Bologna-Reform Kobra-Effekt in den Hörsälen

Bachelor und Master waren eine gute Idee - an sich. Doch besonders am Anspruch der Mobilitätssteigerung ist die Bildungspolitik grandios gescheitert. Daher muss sich einiges ändern im System, sagt der Bielefelder Soziologe Stefan Kühl.

Ein Gastbeitrag von Stefan Kühl

Die Steigerung der Mobilität der Studenten war eines der großen Versprechen der Bologna-Reform, die vor zehn Jahren in Deutschland eingeführt wurde. Studierenden soll, so das Versprechen, durch die Schaffung eines einheitlichen "Europäischen Hochschulraumes" ein höheres Maß an "Mobilität" ermöglicht werden - zwischen Fachbereichen ihrer eigenen Hochschule, zwischen Hochschulen ihres Heimatlandes und ganz besonders zwischen Hochschulen in verschiedenen europäischen Staaten.

An diesem Anspruch der Mobilitätssteigerung ist die Bildungspolitik grandios gescheitert. Studenten klagen, dass die Studienpläne in den Bachelor- und Masterstudiengängen inzwischen so genau spezifiziert und getaktet sind, dass es ein Glücksfall ist, wenn ihnen die Leistungen aus einer ausländischen Hochschule angerechnet werden. Selbst der Wechsel zwischen Hochschulen in einer Stadt ist häufig unmöglich, weil die erbrachten Leistungen nicht anerkannt werden. Kritiker verweisen darauf, dass es angesichts neuer bürokratischer Hindernisse im Rahmen der Bologna-Reform nicht überrascht, dass die Mobilität der Studierenden zwischen Hochschulen während eines Bachelor- oder Masterstudiums eher gesunken als gestiegen ist.

Die Ursache für diese Schwierigkeiten, auch nur für ein Semester an eine andere Universität zu wechseln, liegt in einer bildungspolitischen Innovation, die die Mobilität der Studierenden gerade erhöhen sollte: dem "European Credit Transfer and Accumulation System" oder kurz ECTS. Kreditpunkte für jede Prüfung und jedes Seminar sollten es ermöglichen, Studienleistungen, die beispielsweise an der Université Paris-X-Nanterre erbracht wurden, problemlos mit Studienleistungen in Bielefeld und Oxford zu vergleichen.

Jede einzelne Studienleistung sollte in Zeiteinheiten - den ECTS- Punkten - gemessen werden, die eine stundengenaue Erhebung ermöglichen.
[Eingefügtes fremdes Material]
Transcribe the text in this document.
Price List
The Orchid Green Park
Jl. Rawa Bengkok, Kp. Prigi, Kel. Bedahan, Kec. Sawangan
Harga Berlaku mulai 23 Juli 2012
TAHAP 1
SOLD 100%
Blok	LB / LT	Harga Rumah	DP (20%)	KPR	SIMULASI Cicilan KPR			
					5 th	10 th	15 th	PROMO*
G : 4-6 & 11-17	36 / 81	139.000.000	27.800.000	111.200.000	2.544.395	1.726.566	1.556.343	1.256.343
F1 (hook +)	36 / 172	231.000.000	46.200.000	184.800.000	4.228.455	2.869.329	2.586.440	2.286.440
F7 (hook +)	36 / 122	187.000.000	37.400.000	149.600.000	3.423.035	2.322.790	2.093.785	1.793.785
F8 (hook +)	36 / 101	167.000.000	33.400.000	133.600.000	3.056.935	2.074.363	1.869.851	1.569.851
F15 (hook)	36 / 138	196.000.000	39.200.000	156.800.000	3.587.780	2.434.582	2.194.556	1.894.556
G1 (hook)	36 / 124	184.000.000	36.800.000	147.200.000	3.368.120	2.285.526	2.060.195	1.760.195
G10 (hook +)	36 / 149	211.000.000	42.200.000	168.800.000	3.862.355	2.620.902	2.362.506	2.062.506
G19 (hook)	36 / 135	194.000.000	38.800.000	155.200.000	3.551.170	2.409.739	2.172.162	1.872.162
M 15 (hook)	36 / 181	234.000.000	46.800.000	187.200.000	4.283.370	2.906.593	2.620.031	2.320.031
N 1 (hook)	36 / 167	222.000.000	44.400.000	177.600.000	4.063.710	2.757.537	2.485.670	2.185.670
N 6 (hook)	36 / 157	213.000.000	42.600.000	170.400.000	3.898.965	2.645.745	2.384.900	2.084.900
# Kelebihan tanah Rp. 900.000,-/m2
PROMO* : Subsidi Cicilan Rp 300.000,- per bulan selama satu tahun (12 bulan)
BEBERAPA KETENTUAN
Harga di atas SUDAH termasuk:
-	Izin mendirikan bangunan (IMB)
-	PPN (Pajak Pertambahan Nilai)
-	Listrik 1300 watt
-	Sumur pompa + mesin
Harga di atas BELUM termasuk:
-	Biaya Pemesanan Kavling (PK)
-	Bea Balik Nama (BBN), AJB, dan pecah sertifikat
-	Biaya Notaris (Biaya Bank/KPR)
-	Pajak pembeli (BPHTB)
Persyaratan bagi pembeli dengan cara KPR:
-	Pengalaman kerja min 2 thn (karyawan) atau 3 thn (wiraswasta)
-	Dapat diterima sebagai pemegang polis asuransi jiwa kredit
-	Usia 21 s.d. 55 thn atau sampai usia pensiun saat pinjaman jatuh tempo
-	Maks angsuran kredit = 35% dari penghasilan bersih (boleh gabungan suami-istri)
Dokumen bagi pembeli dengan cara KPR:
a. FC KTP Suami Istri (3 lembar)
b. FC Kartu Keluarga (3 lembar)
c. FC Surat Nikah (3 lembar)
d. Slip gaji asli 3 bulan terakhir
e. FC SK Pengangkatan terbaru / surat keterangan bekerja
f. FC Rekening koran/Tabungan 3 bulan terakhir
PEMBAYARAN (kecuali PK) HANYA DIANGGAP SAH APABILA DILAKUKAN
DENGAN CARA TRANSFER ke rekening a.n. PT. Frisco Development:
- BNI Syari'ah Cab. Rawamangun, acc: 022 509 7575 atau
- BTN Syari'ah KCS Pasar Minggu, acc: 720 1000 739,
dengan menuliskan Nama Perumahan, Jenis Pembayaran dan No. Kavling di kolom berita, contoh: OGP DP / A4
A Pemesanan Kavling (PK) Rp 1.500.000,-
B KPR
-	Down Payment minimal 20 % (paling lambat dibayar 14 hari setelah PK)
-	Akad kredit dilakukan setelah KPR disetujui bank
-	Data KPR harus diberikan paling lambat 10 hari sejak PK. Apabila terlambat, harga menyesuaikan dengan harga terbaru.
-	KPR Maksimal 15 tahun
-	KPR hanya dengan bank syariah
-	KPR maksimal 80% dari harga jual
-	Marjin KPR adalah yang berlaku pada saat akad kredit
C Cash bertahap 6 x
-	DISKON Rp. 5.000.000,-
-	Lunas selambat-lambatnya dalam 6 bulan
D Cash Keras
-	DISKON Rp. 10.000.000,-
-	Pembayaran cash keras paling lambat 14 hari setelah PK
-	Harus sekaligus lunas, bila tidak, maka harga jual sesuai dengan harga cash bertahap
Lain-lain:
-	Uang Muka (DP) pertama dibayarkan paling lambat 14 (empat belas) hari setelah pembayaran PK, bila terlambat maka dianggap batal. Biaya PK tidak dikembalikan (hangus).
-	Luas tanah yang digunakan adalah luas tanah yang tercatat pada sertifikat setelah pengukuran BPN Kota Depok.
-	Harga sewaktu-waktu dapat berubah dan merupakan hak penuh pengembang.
Die ECTS-Punkte können von Studierenden in kleinen, bei den Prüfungsämtern angesiedelten elektronischen Schließfächern gesammelt werden, sie können - Stichwort "lebenslanges Lernen" - auch über einen längeren Zeitraum gespeichert werden, um sie später als Element für Qualifikationen nutzen zu können. Sie können an andere Universitäten transferiert sowie gegen ein definiertes Produkt - einen Bachelor- oder Masterabschluss - getauscht werden.

Aber genau dieses vermeintliche Transfersystem hat sich letztlich als das Mobilitätshindernis schlechthin herausgestellt. Leistungen, die an einer ausländischen Universität erbracht werden, können nur unter großen Schwierigkeiten angerechnet werden. Mal hat eine im Ausland belegte Veranstaltung einen Leistungspunkt zu wenig; ein andermal entspricht die "Modul"-Beschreibung an der ausländischen Uni nicht genau derjenigen an der Heimatuniversität. Inzwischen berichten sogar Studenten in Studiengängen für internationale (!) Betriebswirtschaftslehre oder internationales (!) Recht, dass sie die Leistungspunkte der ausländischen Uni nur unter großen Schwierigkeiten angerechnet bekommen. Das auf Kreditpunkten basierende europäische Transfer- und Akkumulationssystem entpuppt sich als ein Hochschulwechselverhinderungsprogramm.